Before I could register the pain shooting down my arm, Seth had me rolled over on my back, his weight pressing me into the floor. Real and true panic blossomed as I lay there pinned. His hand came up over my mouth, covering it, pressing the meat of his palm up against my nostrils.
In my panic, all I could register was that this was not the man I once knew; the one I’d gone camping with and who’d taught me how to fish, always baiting the hooks for me because I couldn’t bear to hurt the worms. The one who’d sacrificed himself to keep me and his little brother from getting caught drinking at fifteen. That guy would never have talked to me like I was trash. He would have never laid a hand on me in anger. This was not my Seth.
For a second, I saw regret and shame in his eyes. He started to roll off me and I pushed up hard, scrambling to my feet, haste winning out over grace.
I stared at him, trying to regain any semblance of control over myself and the situ
ation.
“Charms and lies have worn off so you have to resort to insults and force, Seth? You’ve lost your edge,” I said. It probably would have been a more effective slight if I hadn’t been snorting air like a bull.
The only sound in the room was me panting. I desperately wanted to rub my wrist to ease both the ache and the indignity from being manhandled. I resisted and slowed my breathing. I refused to show him any fear. Or pain. I had assured him the last time I saw him that he wasn’t capable of hurting me. I was living the lie.
The best defense is a good offense. “Who in the hell do you think you are? Or don’t you know anymore? Seth Anderson, Seth Andrews. War hero, garage owner. Killer. Let me tell you who you’re not: You’re not someone who will ever put his hands on me again. Take that to the fucking bank.”
I headed for the door and turned back, rage and fear combining in an almost overwhelming adrenaline cocktail, my fingers in a minor tremor, all pins and needles.
“I mean it, Seth. I’ll keep your secrets. Your parents have been through enough, but if you come near me again … ”
I trailed off, not even sure what I could threaten him with. He outweighed me by at least seventy pounds and had changed in ways I couldn’t even fathom.

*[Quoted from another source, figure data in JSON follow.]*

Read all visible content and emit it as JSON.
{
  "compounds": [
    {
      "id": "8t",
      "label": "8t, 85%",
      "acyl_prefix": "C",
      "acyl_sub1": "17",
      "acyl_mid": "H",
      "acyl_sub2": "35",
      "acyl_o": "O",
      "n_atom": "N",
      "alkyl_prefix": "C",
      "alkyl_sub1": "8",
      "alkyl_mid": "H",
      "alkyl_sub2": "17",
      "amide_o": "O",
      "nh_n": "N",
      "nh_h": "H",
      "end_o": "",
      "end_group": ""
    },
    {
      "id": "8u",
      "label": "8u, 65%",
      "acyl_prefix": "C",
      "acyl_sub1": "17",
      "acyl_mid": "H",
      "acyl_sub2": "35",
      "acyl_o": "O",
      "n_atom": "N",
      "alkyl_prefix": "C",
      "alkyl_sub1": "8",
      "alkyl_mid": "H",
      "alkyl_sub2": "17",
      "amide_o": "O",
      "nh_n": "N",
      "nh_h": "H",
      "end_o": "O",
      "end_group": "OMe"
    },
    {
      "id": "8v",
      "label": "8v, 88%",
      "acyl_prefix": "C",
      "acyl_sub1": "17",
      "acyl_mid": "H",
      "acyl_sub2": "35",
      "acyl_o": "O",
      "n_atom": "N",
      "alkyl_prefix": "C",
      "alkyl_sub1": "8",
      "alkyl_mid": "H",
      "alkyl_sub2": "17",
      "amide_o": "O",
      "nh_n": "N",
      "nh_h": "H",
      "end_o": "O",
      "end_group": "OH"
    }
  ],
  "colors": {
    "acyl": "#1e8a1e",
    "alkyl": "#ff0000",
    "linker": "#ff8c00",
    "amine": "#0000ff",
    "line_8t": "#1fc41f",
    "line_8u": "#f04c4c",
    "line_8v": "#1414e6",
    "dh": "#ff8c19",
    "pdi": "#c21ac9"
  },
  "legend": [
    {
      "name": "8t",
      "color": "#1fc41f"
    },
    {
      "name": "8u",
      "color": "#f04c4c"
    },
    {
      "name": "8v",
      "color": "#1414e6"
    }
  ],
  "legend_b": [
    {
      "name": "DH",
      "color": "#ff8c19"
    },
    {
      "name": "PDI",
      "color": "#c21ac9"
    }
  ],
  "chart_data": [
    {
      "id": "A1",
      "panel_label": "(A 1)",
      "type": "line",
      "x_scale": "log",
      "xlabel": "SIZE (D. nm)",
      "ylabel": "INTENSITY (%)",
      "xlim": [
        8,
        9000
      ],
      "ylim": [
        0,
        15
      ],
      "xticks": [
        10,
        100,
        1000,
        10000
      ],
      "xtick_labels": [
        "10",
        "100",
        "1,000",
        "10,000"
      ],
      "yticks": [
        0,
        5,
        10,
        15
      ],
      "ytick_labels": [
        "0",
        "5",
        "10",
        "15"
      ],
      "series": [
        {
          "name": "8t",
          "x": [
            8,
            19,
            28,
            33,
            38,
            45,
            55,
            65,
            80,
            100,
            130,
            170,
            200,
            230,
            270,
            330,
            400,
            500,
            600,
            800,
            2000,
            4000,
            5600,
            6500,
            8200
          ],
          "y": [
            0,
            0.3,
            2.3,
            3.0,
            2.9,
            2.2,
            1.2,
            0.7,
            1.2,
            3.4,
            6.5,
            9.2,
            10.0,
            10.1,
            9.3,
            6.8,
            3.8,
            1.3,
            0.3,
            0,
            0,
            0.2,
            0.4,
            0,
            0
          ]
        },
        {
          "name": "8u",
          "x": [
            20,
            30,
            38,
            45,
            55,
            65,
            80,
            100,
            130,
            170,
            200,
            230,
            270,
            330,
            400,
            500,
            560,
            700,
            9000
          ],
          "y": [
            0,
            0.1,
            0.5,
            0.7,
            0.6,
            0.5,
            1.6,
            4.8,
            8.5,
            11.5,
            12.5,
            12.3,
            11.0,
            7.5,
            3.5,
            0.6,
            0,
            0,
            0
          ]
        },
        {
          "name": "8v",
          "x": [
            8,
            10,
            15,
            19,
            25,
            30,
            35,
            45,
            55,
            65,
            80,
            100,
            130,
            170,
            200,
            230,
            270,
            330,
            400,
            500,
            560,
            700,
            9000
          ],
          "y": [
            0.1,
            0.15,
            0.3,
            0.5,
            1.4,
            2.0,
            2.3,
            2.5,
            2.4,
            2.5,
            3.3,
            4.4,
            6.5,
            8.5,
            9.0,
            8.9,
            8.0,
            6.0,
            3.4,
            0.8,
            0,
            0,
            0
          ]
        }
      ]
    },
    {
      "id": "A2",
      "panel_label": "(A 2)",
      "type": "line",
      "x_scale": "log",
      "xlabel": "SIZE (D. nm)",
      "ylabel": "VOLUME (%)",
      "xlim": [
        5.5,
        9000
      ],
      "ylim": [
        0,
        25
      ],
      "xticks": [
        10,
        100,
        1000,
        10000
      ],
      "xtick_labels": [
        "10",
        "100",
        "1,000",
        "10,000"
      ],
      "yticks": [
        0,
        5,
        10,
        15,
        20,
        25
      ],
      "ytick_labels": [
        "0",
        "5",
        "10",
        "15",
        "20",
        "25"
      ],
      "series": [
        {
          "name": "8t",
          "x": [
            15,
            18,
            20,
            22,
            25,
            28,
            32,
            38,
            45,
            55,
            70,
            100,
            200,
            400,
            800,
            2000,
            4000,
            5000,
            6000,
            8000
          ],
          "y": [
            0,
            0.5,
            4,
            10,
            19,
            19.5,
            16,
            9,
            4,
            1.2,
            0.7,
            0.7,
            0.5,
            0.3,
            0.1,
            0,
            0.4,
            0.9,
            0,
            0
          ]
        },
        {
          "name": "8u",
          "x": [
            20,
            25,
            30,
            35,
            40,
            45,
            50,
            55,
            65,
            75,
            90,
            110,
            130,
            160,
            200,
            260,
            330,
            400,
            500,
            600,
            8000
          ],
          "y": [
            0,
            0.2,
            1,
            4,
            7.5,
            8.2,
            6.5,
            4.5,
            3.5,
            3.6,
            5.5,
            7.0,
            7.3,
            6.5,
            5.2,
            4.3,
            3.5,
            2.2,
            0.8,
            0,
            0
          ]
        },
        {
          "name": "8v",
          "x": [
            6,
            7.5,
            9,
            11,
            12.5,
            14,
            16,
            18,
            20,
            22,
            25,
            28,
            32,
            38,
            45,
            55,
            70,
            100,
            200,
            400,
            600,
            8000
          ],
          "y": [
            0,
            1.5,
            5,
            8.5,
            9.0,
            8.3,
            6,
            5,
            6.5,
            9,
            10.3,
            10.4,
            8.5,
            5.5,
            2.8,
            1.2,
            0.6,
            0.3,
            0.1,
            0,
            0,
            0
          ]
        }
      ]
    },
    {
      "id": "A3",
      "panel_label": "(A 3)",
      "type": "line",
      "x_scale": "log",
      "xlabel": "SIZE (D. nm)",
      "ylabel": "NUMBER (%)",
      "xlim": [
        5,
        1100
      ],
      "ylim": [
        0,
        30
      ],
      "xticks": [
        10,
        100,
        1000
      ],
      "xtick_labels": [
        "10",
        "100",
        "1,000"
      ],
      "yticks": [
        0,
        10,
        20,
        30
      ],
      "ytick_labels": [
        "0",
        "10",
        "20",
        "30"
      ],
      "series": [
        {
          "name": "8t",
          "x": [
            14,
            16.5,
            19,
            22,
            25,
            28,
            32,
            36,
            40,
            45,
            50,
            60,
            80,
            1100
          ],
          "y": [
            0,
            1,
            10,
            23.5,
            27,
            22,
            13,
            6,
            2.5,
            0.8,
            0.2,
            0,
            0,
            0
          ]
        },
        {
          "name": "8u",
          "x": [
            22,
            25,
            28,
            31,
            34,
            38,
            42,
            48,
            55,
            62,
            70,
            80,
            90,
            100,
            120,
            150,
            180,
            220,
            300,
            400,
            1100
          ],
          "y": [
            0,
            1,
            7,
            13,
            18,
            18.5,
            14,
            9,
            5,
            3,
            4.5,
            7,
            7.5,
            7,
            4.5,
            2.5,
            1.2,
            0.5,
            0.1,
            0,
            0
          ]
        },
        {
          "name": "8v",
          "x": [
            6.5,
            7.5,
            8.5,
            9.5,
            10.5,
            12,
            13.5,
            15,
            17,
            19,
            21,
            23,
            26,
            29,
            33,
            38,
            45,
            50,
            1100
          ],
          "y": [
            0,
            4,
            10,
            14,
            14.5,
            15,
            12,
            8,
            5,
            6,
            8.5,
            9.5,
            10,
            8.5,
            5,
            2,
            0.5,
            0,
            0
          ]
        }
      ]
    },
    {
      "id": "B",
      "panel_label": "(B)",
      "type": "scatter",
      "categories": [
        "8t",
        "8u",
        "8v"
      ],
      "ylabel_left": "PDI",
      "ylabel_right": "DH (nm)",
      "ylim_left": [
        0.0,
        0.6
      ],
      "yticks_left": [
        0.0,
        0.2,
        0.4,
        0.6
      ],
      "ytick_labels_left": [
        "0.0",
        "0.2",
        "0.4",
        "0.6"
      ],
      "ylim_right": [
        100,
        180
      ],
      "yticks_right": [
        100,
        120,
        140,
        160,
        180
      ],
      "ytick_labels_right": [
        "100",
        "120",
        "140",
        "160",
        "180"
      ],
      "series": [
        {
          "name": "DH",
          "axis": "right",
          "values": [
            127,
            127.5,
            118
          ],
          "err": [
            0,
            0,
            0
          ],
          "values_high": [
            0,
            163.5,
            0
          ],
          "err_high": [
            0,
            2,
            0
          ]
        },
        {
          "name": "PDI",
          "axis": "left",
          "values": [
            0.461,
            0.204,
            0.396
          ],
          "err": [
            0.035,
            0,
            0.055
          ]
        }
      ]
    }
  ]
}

“Sunshine?” The mocking tone in his voice burned my cheeks. “Stay away.”
I turned the knob and dashed out for real as full-blown shaking began in my hands. It took three tries to get the keys in the ignition and I had to pull over a block from the shop. I rubbed the pain away from my wrists until my fingers stopped tingling.
The voice in my head mocked me by replaying Seth telling me last night he’d never lie about his feelings for me. If I believed what he’d said today, he’d been lying for a long time.